I’ve been working with people starting their transition to agile. They are all smart people—some of them scary-smart. And some of them are misusing some of the terminology. Some people are using the word “refactoring” to describe significant work, say, weeks or even months of effort of rework. Sorry, I call that redesign.
To me, refactoring is simplification of existing design. It’s something you can complete in a few hours, or, at most, a day. Refactoring could take a day if you need to write some tests to verify you haven’t broken anything.
But if you’re taking several days to a week or more to “refactor,” I don’t think you are refactoring anything. You are redesigning. Redesigning is a useful activity, especially if you have technical debt. But call the activity what it is.
If you have enough technical debt to need redesign, say so. Call the activity redesign. Allow for the time. Explain that you are paying down technical debt. If you’re like me, you might even chunk the redesign into smaller pieces, so you can iterate on the redesign, paying down your technical debt in pieces.

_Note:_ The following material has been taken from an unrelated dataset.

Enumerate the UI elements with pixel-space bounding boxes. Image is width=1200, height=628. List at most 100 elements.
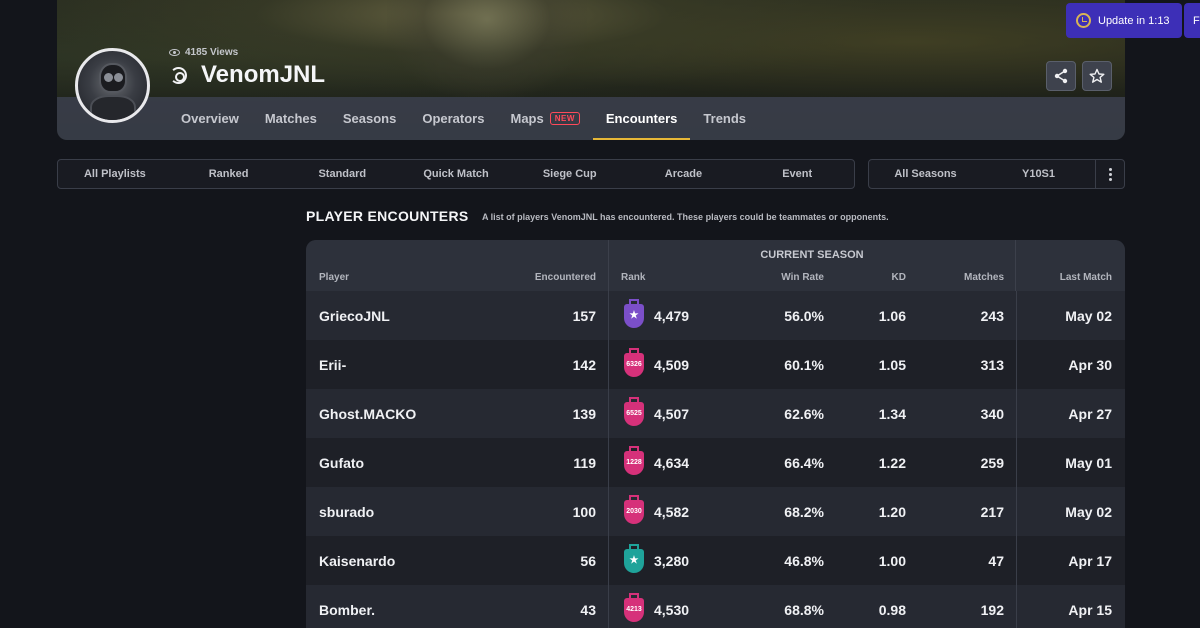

If you’re refactoring, that’s something you can do without needing a ton of extra time. Refactoring is something you should be able to do in the time allowed for the story or the task, because most of the time, refactoring is sufficiently short that it is absorbable into the time for the story. If you see technical debt that is not absorbable, make a card and put it on the backlog, because you need to make the technical debt transparent to the rest of the team, including the project manager, and most especially the product owner or the customer. No matter what, you need to make technical debt transparent to management.
Refactoring and redesign are two different beasts. As a project manager, I want to know when team members are performing which activities. I want to make the choice about refactoring a “yes” by default. I want to be able to make the redesign choice with the product owner or sponsor, because it affects the project cost and schedule and the sponsor needs to have that discussion. Redesign is not a default yes decision. It depends on many variables.
But you can’t have that discussion if all redesign is called refactoring. It’s not. Call the activity what it is. If it’s redesign, call it that. If it’s refactoring, call it that. But don’t call redesign refactoring just because you don’t want to call it redesign or because you think the cool new word for redesign is refactoring.
Redesign is still redesign. Refactoring is simplification, and takes very little time. Make sure you don’t confuse the two. Once you start messing with significant technical debt, watch out. You are likely redesigning, not refactoring.